My simple answer is “no.” Our Constitution states: “Congress shall make no law respecting an establishment of religion or prohibiting the free exercise thereof ...”
This has been interpreted to champion the separation of church and state, which I heartily endorse. I do not want the government to interfere with my religion or mode of worship or tell me when or where I can practice that religion.
Now if we go back thousands of years to the eighth century, prophets had no reserve in chastising kings, judges or any other authority if they believed that their actions were in some way against the laws of the land or the laws of God. The prophets spoke their minds and thundered, “Thus saith the Lord.”
However, the Hebrew prophets were speaking to a specific group of people: the Israelites.
Today, I do not believe that religious leaders should get into the field of politics. If they endorse one candidate over another, are they speaking for the entire congregation? Do all their members believe the same way? Does the fact that you are the leader of a church, synagogue or mosque give you the right to speak for all the members of your flock? I do not think so.

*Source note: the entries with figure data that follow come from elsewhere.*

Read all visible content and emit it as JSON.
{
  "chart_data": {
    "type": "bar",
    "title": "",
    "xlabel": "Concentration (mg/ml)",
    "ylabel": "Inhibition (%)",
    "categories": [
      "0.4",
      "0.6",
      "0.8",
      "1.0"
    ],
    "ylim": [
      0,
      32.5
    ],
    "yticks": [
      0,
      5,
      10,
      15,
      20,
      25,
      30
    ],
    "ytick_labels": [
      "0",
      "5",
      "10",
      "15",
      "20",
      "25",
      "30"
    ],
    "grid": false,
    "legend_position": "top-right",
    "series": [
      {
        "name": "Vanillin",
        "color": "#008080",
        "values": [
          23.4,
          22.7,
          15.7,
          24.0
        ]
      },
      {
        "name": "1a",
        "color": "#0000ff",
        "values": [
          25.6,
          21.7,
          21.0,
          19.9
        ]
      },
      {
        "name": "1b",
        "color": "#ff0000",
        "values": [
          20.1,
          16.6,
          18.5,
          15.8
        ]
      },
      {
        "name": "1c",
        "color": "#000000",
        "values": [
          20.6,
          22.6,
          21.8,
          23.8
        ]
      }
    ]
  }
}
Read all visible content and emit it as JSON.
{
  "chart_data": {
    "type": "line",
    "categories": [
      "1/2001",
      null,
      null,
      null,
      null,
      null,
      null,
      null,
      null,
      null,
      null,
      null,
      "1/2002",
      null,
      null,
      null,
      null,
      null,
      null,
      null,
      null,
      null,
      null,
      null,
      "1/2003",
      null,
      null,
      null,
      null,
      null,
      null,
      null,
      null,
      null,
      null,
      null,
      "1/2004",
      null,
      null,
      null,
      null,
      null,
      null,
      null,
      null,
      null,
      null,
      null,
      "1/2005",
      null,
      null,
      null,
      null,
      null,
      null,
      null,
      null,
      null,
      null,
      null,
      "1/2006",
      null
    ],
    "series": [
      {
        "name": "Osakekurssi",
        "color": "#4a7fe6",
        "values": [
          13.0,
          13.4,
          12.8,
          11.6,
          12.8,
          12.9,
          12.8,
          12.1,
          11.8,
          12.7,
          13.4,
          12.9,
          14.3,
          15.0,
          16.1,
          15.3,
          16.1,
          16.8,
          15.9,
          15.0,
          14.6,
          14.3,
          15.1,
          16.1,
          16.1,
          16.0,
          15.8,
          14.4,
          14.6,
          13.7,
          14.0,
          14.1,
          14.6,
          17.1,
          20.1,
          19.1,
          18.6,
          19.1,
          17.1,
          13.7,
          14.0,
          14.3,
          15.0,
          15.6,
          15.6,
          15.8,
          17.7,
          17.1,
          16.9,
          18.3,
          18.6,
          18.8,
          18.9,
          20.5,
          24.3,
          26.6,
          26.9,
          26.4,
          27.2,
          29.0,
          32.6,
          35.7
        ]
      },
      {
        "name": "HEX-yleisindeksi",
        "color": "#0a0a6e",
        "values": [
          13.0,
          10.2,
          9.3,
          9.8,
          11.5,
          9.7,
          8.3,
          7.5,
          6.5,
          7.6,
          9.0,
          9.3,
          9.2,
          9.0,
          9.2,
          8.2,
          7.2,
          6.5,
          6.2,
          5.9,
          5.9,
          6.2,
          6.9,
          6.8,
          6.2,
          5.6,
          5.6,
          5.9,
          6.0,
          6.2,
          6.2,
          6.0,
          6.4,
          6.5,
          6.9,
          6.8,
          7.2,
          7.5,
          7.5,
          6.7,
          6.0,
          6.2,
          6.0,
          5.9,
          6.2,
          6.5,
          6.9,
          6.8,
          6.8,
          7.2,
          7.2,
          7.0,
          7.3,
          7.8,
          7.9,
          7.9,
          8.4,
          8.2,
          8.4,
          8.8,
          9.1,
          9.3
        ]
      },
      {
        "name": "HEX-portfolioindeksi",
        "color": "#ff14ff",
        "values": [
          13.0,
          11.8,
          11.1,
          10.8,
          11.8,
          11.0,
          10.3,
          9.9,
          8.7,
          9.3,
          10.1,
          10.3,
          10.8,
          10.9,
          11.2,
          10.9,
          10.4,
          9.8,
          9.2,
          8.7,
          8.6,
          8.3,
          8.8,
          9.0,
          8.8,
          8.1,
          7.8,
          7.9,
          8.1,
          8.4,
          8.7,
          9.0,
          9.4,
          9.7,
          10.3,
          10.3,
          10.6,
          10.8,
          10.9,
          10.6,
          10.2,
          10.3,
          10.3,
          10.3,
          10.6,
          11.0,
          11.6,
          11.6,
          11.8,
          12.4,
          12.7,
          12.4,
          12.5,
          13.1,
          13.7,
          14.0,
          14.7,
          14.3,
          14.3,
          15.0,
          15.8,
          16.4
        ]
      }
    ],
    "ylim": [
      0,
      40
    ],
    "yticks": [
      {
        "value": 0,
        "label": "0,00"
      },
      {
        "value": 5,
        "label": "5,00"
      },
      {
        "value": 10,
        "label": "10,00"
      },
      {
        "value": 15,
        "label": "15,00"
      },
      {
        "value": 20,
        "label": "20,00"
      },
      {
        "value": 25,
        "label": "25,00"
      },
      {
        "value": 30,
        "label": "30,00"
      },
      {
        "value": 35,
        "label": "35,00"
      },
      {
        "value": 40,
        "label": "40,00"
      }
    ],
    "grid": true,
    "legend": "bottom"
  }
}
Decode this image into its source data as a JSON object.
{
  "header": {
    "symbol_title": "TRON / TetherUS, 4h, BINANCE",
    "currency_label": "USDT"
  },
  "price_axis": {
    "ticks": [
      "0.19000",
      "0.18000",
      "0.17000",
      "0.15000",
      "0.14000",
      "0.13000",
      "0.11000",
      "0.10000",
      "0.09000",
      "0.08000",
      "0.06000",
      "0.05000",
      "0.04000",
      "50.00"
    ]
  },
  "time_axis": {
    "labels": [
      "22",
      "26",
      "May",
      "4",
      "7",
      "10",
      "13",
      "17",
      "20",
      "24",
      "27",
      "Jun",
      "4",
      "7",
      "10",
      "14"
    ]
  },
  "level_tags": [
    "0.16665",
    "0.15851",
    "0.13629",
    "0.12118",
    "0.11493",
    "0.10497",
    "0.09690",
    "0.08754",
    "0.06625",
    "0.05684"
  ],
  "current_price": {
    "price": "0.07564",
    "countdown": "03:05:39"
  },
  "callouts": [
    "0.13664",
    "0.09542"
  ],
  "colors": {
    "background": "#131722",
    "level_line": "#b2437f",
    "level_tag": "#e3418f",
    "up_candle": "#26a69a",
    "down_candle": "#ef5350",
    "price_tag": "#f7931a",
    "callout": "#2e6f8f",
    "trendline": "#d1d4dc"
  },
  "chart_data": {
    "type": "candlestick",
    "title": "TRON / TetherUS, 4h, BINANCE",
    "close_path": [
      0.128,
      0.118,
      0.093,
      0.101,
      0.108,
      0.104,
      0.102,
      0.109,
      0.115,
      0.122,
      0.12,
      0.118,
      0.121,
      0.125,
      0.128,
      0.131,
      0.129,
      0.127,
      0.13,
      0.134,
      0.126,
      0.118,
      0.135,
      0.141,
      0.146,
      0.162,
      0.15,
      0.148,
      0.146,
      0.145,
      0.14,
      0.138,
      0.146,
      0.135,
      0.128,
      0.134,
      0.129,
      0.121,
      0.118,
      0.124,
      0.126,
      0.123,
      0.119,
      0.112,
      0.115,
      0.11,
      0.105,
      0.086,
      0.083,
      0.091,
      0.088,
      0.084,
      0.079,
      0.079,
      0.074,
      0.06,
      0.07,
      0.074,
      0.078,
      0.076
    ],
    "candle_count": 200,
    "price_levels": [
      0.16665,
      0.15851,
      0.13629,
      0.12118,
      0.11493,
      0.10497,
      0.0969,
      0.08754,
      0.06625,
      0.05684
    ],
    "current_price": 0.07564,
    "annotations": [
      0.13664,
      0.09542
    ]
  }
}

Should religious leaders preach about religious matters that are part of an individual church’s belief system, even if these happen to be politically debatable? Yes! Members of any religious body should be aware of that body’s teaching. Then they can make up their own minds about an individual candidate.
The bottom line is this: Religious leaders should not endorse a political candidate. They can, however, make it clear what beliefs that particular church embraces, and then its members can apply that teaching to their decision in the confines of the voting booth.
David Baylinson, Temple Beth El, Anniston
Not a pastor’s calling
No. It is not the role of a pastor or other religious leader to endorse a particular party or candidate in any political contest. As leaders in the community, it is our role to help shape the thought process that is underlying the voting process, but direct political endorsement violates the call that God has placed on our lives.
Our church, Grace Fellowship, is made up of individuals from all backgrounds, socio-economic classes and political convictions, so for me to endorse any one candidate would be offensive. It is possible for truly committed followers of Jesus Christ to stand on opposite sides of a political contest.
What is the role of the pastor in the political process? First, as servants of Jesus Christ and His church, it is our role to preach the gospel. This will lead to Christ-centered thinking in all areas of life, including our political decisions.
Second, a pastor should preach the whole counsel of God, which will lead to instruction on social issues from the word of God.
Finally, we should be leading our people to pray and respect the leaders of our city, county, state and federal governments. God commands that his people support and pray for our civil leaders (Romans 13:1-7; 1 Timothy 2:1-4; 1 Peter 2:13-17). As leaders of God’s church we should be praying for our leaders, voting in elections, but trusting in the Lord Jesus and His kingdom.